Dec 30, 2018 · Aromatase Inhihibitors: Did you decide to go on them or not? in Breast Cancer

I was diagnosed Stage 2A, IDC and DCIS, grade 3+, ER+, PR+, HER2-. I took 33 rounds of radiation without chemo and then Tamoxifen for 2 years, but then had a TIA last December and found to have advanced stage osteoporosis. I was immediately taken off Tamoxifen. I had the typical side effects to it, too. I was switched to Arimidex last April after I was found to have gone through menopause in 2015. My worst side effect is the bone Paine in my legs and wrists. I’m in Prolia infusion every 6 months to help with the osteoporosis (I hope). It does effect mood so I take Wellbutrin for that, but just increased the dose the other day. It’s supposed to help with the lack of energy that the depression depletes possibly from the Arimidex. Yesterday, I spent 3 hours Shopping (I HATE shopping!) so I guess it’s working. Arimidex seems to be doing its job, I’ll be 4 years NED on 2/13/19. I would say each AI has their own side effects and they have their own drawbacks and positives. Go for what works best for you.

Dec 29, 2018 · Heart and lung conditions post breast cancer radiation in Breast Cancer

My cardiologist implanted a loop monitor a few weeks ago after I had a TIA last December possibly caused by Tamoxifen and an undetected clotting disorder – Factor 2. Now, a echocardiogram shows moderate tricuspid regurgitatation, which the cardiologist said is related to pulmonary fibrosis from damage to my lung from radiation. I saw my oncologist the other day and he said no way is that possible. Does anyone have any experience with this? I’ve never had heart damage or a heart condition that I’m aware of previous to cancer. Reading up on the condition of course scares me for the future and long term, but the damage is done after 33 doses of radiation 4 years ago.

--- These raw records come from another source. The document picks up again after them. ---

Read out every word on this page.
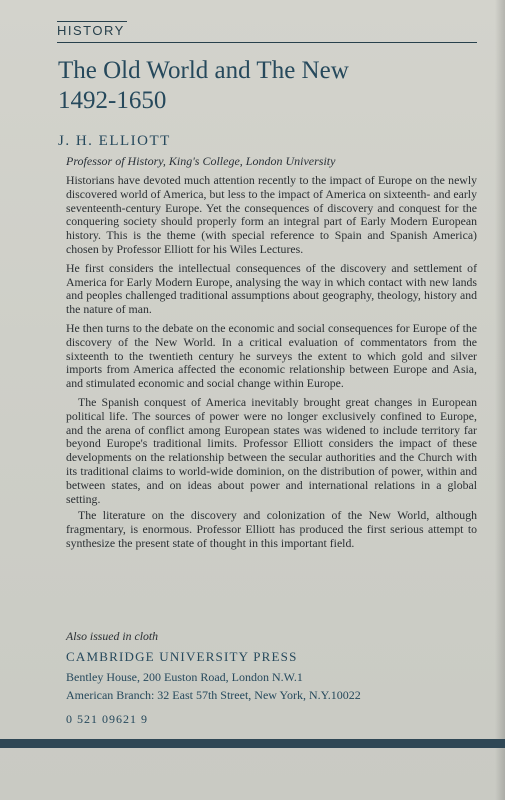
HISTORY
The Old World and The New
1492-1650
J. H. ELLIOTT
Professor of History, King's College, London University

Historians have devoted much attention recently to the impact of Europe on the newly discovered world of America, but less to the impact of America on sixteenth- and early seventeenth-century Europe. Yet the consequences of discovery and conquest for the conquering society should properly form an integral part of Early Modern European history. This is the theme (with special reference to Spain and Spanish America) chosen by Professor Elliott for his Wiles Lectures.

He first considers the intellectual consequences of the discovery and settlement of America for Early Modern Europe, analysing the way in which contact with new lands and peoples challenged traditional assumptions about geography, theology, history and the nature of man.

He then turns to the debate on the economic and social consequences for Europe of the discovery of the New World. In a critical evaluation of commentators from the sixteenth to the twentieth century he surveys the extent to which gold and silver imports from America affected the economic relationship between Europe and Asia, and stimulated economic and social change within Europe.

The Spanish conquest of America inevitably brought great changes in European political life. The sources of power were no longer exclusively confined to Europe, and the arena of conflict among European states was widened to include territory far beyond Europe's traditional limits. Professor Elliott considers the impact of these developments on the relationship between the secular authorities and the Church with its traditional claims to world-wide dominion, on the distribution of power, within and between states, and on ideas about power and international relations in a global setting.

The literature on the discovery and colonization of the New World, although fragmentary, is enormous. Professor Elliott has produced the first serious attempt to synthesize the present state of thought in this important field.

Also issued in cloth
CAMBRIDGE UNIVERSITY PRESS
Bentley House, 200 Euston Road, London N.W.1
American Branch: 32 East 57th Street, New York, N.Y.10022
0 521 09621 9
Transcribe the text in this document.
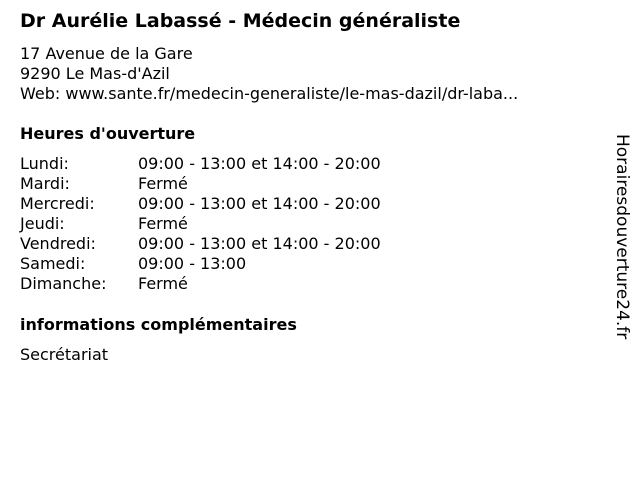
Dr Aurélie Labassé - Médecin généraliste
17 Avenue de la Gare
9290 Le Mas-d'Azil
Web: www.sante.fr/medecin-generaliste/le-mas-dazil/dr-laba...
Heures d'ouverture
Lundi:	09:00 - 13:00 et 14:00 - 20:00
Mardi:	Fermé
Mercredi:	09:00 - 13:00 et 14:00 - 20:00
Jeudi:	Fermé
Vendredi:	09:00 - 13:00 et 14:00 - 20:00
Samedi:	09:00 - 13:00
Dimanche: Fermé
informations complémentaires
Secrétariat
Horairesdouverture24.fr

Sep 17, 2017 · Living with Neuropathy - Welcome to the group in Neuropathy

I was diagnosed with neuropathy when I was diagnosed with spinal stenosis with myelopathy. I have had 11 spinal surgeries. My 3rd ACDF left me with a spinal cord injury after the graft fell out and crushed my spinal cord. I now have an incomplete permanent SCI from C5-C7. The neuropathy has worsened over time since then. I also went through treatment for breast cancer which caused an increase to my neuropathy symptoms. My neuropathy is in both feet, numbness, tingling, pain, feeling of walking on a wet floor, up through my legs with numbness and tingling. My hands and fingers are also neuropathic, same symptoms as feet. Neuropathy hit my left chest wall, shoulder blade, left arm after radiation treatment for breast cancer. Lots of numbness and tingling. After my SCI, I’ve had no ability to regulate my temperature which is complicated by my hot flashes from cancer treatment. I also have lots of memory issues and difficulty with recall. I’ve tried lots of supplements and so far nothing has worked. The last 2 neurosurgeons I have seen didn’t provide much hope for repair or recovery at this time. I’ve been in therapy for the cancer, we work on issues I have related to the spinal cord condition, too. So far, no success. I look forward to hearing from others who may have gone through the same thing, or something similar.